The code example below runs as I thought it should on two Linux machines: using Python 3.6.8 on a large CentOS-based server running Red Hat 4.8.5-39 kernel, and using Python 3.7.3 on my MX-based box running Debian 8.3.0-6 kernel).
$ python3 testshared.py filename.dat
filename.dat
270623586670000.0
However, on my Mac running Mojave 10.14.6, using Python 3.8.3, I get an error because foo=[]
in function processBigFatRow()
. Note that foo
is assigned in getBigFatData()
before starting the process pool.

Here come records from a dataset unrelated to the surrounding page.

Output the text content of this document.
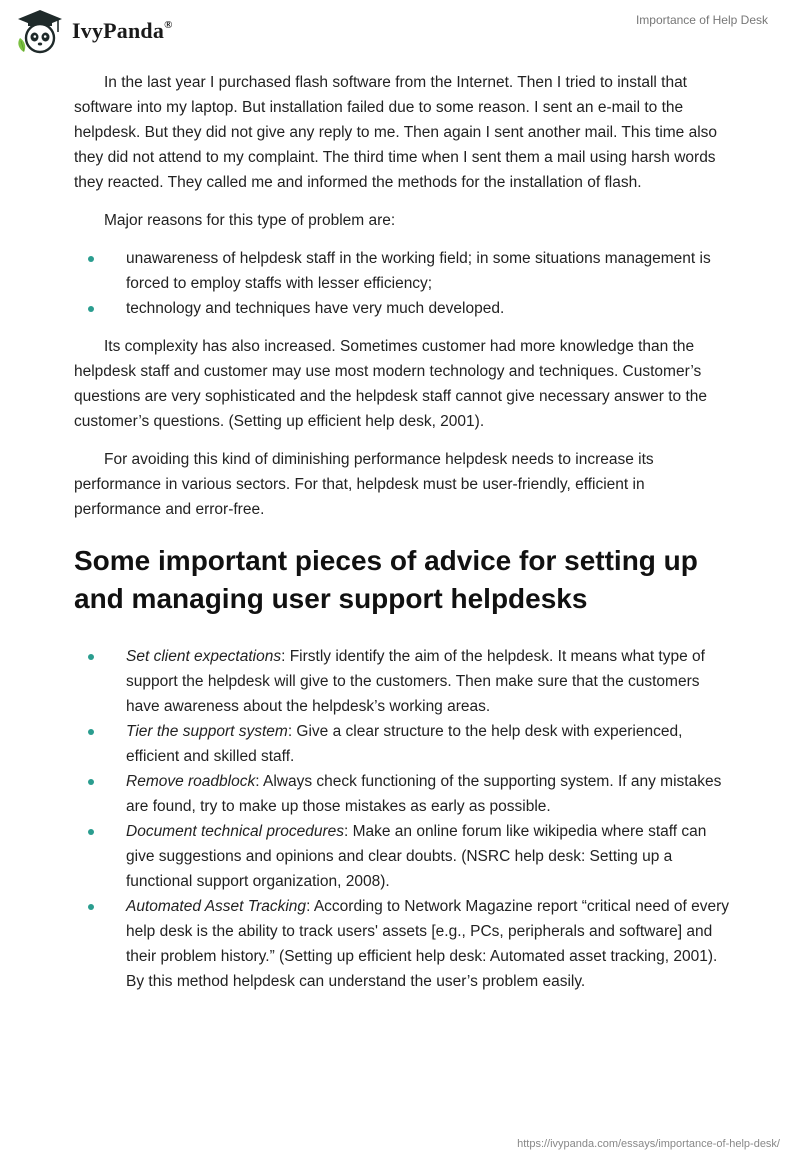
IvyPanda®	Importance of Help Desk

In the last year I purchased flash software from the Internet. Then I tried to install that software into my laptop. But installation failed due to some reason. I sent an e-mail to the helpdesk. But they did not give any reply to me. Then again I sent another mail. This time also they did not attend to my complaint. The third time when I sent them a mail using harsh words they reacted. They called me and informed the methods for the installation of flash.

Major reasons for this type of problem are:

unawareness of helpdesk staff in the working field; in some situations management is forced to employ staffs with lesser efficiency;
technology and techniques have very much developed.

Its complexity has also increased. Sometimes customer had more knowledge than the helpdesk staff and customer may use most modern technology and techniques. Customer’s questions are very sophisticated and the helpdesk staff cannot give necessary answer to the customer’s questions. (Setting up efficient help desk, 2001).

For avoiding this kind of diminishing performance helpdesk needs to increase its performance in various sectors. For that, helpdesk must be user-friendly, efficient in performance and error-free.

Some important pieces of advice for setting up and managing user support helpdesks
Set client expectations: Firstly identify the aim of the helpdesk. It means what type of support the helpdesk will give to the customers. Then make sure that the customers have awareness about the helpdesk’s working areas.
Tier the support system: Give a clear structure to the help desk with experienced, efficient and skilled staff.
Remove roadblock: Always check functioning of the supporting system. If any mistakes are found, try to make up those mistakes as early as possible.
Document technical procedures: Make an online forum like wikipedia where staff can give suggestions and opinions and clear doubts. (NSRC help desk: Setting up a functional support organization, 2008).
Automated Asset Tracking: According to Network Magazine report “critical need of every help desk is the ability to track users' assets [e.g., PCs, peripherals and software] and their problem history.” (Setting up efficient help desk: Automated asset tracking, 2001). By this method helpdesk can understand the user’s problem easily.
https://ivypanda.com/essays/importance-of-help-desk/
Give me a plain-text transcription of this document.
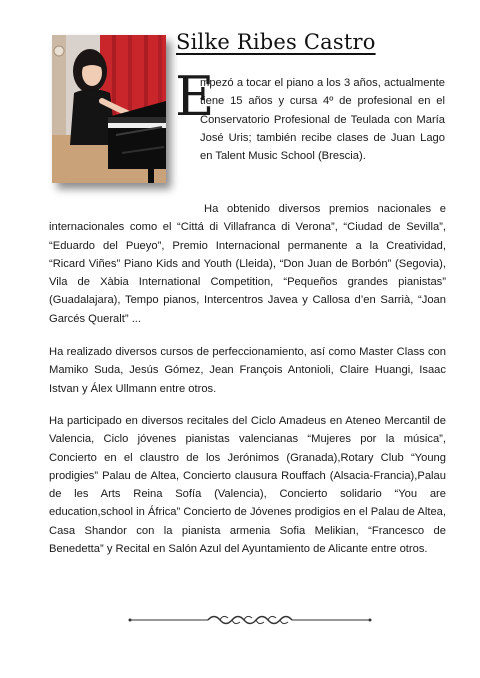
Silke Ribes Castro
E
mpezó a tocar el piano a los 3 años, actualmente tiene 15 años y cursa 4º de profesional en el Conservatorio Profesional de Teulada con María José Uris; también recibe clases de Juan Lago en Talent Music School (Brescia).
Ha obtenido diversos premios nacionales e internacionales como el “Cittá di Villafranca di Verona”, “Ciudad de Sevilla”, “Eduardo del Pueyo”, Premio Internacional permanente a la Creatividad, “Ricard Viñes” Piano Kids and Youth (Lleida), “Don Juan de Borbón” (Segovia), Vila de Xàbia International Competition, “Pequeños grandes pianistas” (Guadalajara), Tempo pianos, Intercentros Javea y Callosa d’en Sarrià, “Joan Garcés Queralt” ...
Ha realizado diversos cursos de perfeccionamiento, así como Master Class con Mamiko Suda, Jesús Gómez, Jean François Antonioli, Claire Huangi, Isaac Istvan y Álex Ullmann entre otros.
Ha participado en diversos recitales del Ciclo Amadeus en Ateneo Mercantil de Valencia, Ciclo jóvenes pianistas valencianas “Mujeres por la música”, Concierto en el claustro de los Jerónimos (Granada),Rotary Club “Young prodigies” Palau de Altea, Concierto clausura Rouffach (Alsacia-Francia),Palau de les Arts Reina Sofía (Valencia), Concierto solidario “You are education,school in África” Concierto de Jóvenes prodigios en el Palau de Altea, Casa Shandor con la pianista armenia Sofia Melikian, “Francesco de Benedetta” y Recital en Salón Azul del Ayuntamiento de Alicante entre otros.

It's like in Linux, the version of foo
assigned in getBigFatData()
is passed to the processes while on Mac, the processes just uses the initialization at the top of the code (which I have to put there so they are global
variable).
I understand that process are "independent copies" of the main process and that you can't assign global variables in one process and expect them to change in the other. But what about variables already set before parallel processes are started, and that are only used by reference? It's like process copies are not the same across OSs. Which one is working "as-designed"?
Code example:
import pylab as pl
from concurrent import futures
import sys
foo = []
bar = []
def getBigFatData(filename):
global foo, bar
# get the big fat data
print(filename)
foo = pl.arange(1000000).reshape(1000,1000)
# compute something as a result
bar = pl.sum(foo, axis=1)
def processBigFatRow(row):
total = pl.sum(foo[row,:]**2) if row % 5 else bar[row]
return total
def main():
getBigFatData(sys.argv[1])
grandTotal = 0.
rows = pl.arange(100)
with futures.ProcessPoolExecutor() as pool:
for tot in pool.map(processBigFatRow, rows):
grandTotal+=tot
print(grandTotal)
if __name__ == '__main__':
main()
EDIT:
As suggested, I tested Python 3.8.6 on my MX-Linux box, and it works.
So it works on Linux using Python 3.6.8, 3.7.3 and 3.8.6. But it doesn't on Mac using Python 3.8.3.
EDIT 2:
From multiprocessing doc:
On Unix a child process can make use of a shared resource created in a parent process using a global resource.
So it won't work on Windows (and it's not the best practice), but shouldn't it work on Mac?